Lloré durante el vuelo de Estocolmo a Londres. A la primera persona que vi al llegar a Londres fue a mi padre, que me esperaba en la entrada con el cabello revuelto sobre los hombros, como si el viento se lo hubiera sacudido, con su sudadera negra, como de costumbre. Y aunque intenté sonreírle, me eché a llorar otra vez.

No pude moverme hacia él. Me quedé parada como estúpida en la sala rodeada de personas que buscaban a sus familiares, sumergida en el barullo de voces y de timbres de altavoces, cuando me cubrí la cara. Y sentí sus brazos rodearme, porque se había acercado.

Aunque no dijo nada, sé que le preocupaba que algo me hubiese ocurrido. Me agarré con todas mis fuerzas a su sudadera, sollozando como si me hubiesen destrozado el alma en mil pedazos, y su mano me apretó con cuidado la cabeza.

—¿Quieres hablar?

Le conté todo en el coche, de camino a casa, aunque llorando.

Me solté el cabello por fin. Lucía cansada por culpa de las ojeras, pero Damon no lo mencionó. Mientras me aseguraba de aplicar corrector bajo mis ojos, algo que no había hecho la mayoría de días del campamento, aunque gimoteando, le conté que tenía un amigo al cual no volvería a ver en la vida.

Le enseñé el anillo y el grabado, le expliqué que habíamos hecho una profecía y que sentía que estaba en un cuento de hadas pero que probablemente no volveríamos a vernos, y Damon soportó mi drama todo el viaje.

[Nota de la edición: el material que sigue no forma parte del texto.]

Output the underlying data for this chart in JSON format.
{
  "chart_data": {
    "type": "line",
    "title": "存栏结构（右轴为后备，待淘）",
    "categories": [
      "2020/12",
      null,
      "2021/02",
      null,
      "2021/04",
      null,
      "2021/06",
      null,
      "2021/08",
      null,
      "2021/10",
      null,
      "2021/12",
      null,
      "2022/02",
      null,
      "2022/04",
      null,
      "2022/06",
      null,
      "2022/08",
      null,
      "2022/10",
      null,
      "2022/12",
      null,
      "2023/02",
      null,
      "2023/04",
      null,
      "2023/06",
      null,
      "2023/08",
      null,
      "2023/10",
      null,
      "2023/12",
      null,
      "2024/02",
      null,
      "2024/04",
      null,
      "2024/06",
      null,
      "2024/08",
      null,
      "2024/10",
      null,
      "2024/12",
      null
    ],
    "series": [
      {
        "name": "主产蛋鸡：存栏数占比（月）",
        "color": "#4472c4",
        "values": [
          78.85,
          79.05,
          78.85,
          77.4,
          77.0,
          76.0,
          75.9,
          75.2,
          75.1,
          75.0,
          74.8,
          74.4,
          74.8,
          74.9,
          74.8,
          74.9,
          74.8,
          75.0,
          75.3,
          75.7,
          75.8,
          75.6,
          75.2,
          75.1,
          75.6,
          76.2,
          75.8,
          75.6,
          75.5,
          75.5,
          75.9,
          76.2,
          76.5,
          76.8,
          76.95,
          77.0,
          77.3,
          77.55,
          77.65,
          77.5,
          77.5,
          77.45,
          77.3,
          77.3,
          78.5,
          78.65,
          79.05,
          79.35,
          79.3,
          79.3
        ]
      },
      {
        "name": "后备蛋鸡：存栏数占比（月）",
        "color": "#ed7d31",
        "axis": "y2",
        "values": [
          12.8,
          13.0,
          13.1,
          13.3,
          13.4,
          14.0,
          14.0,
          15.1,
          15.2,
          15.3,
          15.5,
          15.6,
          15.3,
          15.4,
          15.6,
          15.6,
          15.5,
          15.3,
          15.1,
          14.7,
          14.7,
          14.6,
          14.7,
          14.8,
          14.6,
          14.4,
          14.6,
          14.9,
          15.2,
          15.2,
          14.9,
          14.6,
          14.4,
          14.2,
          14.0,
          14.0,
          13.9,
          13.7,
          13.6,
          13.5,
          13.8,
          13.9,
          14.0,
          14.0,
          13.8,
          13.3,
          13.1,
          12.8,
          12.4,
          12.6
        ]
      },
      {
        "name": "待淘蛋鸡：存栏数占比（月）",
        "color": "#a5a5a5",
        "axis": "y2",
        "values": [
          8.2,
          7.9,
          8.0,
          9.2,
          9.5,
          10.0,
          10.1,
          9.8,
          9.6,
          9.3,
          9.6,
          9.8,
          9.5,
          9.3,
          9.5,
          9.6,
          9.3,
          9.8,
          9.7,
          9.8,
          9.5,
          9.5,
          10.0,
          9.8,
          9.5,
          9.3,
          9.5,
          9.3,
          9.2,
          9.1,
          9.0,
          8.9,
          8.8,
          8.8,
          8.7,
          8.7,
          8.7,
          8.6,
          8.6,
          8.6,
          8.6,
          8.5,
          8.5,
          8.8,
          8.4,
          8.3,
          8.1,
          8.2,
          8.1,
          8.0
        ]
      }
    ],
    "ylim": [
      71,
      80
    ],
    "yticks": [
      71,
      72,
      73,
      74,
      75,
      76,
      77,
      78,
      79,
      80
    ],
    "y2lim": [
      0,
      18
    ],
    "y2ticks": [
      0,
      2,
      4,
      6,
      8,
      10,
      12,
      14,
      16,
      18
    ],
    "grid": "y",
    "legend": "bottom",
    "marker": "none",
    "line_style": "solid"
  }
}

Me escuchó pacientemente, como si no supiera cómo sentirse al respecto.

Creo que, dentro de él, batallaba entre preocuparse porque yo había estado cerca de un hombre y entre aconsejarme que persiguiera mis sueños. En ese momento no lo sabía, pero estoy convencida de que Damon no había querido que me enamorase tan pronto otra vez.

Le conté la misma historia a Virginia esa noche, hecha un ovillo en el sofá de la sala, envuelta en mi manta de invierno aunque en realidad no hacía frío, con mi burrito entre las manos. Habían pedido comida mexicana para cenar y yo, aunque ya me había bañado y cambiado, no conseguía dejar de llorar.

Virginia, sentada en el brazo del sofá, también esperó calmadamente a que mi relato finalizase. No sé si me estaban juzgado o se compadecían de mí, de mi ingenuidad. Tal vez querían decirme que era la estupidez más grande que hubiesen escuchado, pero nunca lo hicieron. De hecho, eran la clase de padres que me apoyarían aunque quisiera buscarlo por todo el mundo.

—Si te dijo que esperases un año —solucionó Virginia al fin, tras revisar el anillo de hierro en cada una de sus curvas e imperfecciones—, entonces hazlo.

Mis hombros se sacudieron cuando la miré. Tenía la cara llena de lágrimas, pero había mordido el burrito igual.

—¿De verdad crees que se acuerde de mí?